India hangs 1993 Mumbai bomb blasts plotter Yakub Memon on his birthday

Yakub Abdul Razak Memon, the only death row convict in India’s deadliest terror attack, the 1993 Mumbai bombings that killed 257 people, was hanged Thursday on his birthday after the country’s president rejected a last-minute mercy plea.
Memon was executed inside a prison in western India where he had been incarcerated since 1994.
An accountant, Memon was convicted in 2007 of helping raise funds for the serial blasts that rocked the financial capital. By late Wednesday Memon finally exhausted all the legal avenues open to him in order to escape the death penalty.
Yakub’s older brother Ibrahim, or “Tiger,” Memon and Dawood Ibrahim, both leading gangsters in Mumbai in the 1990s, are the main suspects in the bombings, seen as revenge for the destruction of a 16th century mosque by Hindu nationalists. Both have fled the country.
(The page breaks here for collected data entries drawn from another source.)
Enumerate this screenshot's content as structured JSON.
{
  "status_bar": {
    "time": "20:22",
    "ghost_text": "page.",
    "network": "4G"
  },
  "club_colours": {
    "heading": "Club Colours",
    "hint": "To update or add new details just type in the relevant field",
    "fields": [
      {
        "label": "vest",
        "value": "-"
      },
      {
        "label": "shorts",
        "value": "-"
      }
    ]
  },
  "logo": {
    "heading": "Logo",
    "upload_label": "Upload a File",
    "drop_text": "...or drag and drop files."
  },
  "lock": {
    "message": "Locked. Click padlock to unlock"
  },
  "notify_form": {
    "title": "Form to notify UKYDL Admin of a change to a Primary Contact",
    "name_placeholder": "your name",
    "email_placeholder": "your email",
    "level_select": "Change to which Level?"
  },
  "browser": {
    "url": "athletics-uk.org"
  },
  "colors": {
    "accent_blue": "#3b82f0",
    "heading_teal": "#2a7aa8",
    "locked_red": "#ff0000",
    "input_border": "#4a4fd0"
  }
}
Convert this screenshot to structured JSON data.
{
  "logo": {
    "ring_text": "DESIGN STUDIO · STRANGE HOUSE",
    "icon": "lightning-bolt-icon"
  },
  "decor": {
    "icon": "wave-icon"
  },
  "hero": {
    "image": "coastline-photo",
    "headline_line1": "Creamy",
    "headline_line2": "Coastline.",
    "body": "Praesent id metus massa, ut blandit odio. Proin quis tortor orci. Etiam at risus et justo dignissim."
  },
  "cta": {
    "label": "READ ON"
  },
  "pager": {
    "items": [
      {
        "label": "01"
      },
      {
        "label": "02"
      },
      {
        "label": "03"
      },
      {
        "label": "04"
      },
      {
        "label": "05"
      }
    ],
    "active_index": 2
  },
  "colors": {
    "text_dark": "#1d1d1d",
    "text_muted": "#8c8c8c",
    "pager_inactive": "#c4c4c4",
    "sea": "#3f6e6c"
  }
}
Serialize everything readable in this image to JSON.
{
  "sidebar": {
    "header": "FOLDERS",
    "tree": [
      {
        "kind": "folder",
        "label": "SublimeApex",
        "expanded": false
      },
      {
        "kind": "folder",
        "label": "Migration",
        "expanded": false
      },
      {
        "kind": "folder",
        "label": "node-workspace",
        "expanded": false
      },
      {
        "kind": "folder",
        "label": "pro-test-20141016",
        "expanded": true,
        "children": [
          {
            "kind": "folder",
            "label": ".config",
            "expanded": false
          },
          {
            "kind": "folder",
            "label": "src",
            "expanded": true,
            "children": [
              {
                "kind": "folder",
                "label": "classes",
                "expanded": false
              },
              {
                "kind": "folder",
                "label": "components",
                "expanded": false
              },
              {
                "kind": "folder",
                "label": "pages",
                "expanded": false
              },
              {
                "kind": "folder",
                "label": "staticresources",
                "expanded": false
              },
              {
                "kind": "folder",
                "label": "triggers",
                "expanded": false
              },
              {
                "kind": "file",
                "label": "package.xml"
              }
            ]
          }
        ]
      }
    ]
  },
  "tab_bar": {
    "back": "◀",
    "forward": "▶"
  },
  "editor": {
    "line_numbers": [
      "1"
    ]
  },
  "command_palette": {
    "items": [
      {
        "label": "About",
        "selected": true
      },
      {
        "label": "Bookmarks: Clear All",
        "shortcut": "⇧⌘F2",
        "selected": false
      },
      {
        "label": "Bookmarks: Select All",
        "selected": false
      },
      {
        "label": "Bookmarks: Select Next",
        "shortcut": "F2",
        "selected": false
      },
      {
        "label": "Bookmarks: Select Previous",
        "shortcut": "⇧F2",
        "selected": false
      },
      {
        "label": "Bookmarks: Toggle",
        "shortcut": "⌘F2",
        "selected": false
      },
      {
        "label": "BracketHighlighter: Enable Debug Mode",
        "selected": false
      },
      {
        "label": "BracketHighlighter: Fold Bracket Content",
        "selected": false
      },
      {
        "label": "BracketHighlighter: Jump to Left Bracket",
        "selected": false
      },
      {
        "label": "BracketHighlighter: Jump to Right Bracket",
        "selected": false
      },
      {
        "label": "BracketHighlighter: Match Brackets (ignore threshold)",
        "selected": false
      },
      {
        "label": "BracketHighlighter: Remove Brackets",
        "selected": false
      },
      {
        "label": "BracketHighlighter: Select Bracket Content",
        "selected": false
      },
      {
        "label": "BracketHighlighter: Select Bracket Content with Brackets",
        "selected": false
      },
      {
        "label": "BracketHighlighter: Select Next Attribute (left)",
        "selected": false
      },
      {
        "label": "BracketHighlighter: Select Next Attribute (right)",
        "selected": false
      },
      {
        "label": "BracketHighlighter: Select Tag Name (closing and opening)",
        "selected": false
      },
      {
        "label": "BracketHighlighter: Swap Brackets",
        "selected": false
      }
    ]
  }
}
Prominent citizens, including retired Supreme Court judges, had urged President Pranab Mukerjee to commute Memon’s sentence to life in prison. That appeal reflected both opposition to the death penalty as well as fresh claims by his lawyers that he freely surrendered to Indian authorities in Kathmandu, Nepal, and that his direct links to the bombings had not been sufficiently established.
Indian investigators, along with the main public prosecutor in the case, Ujjwal Nikam, say he was arrested in New Delhi.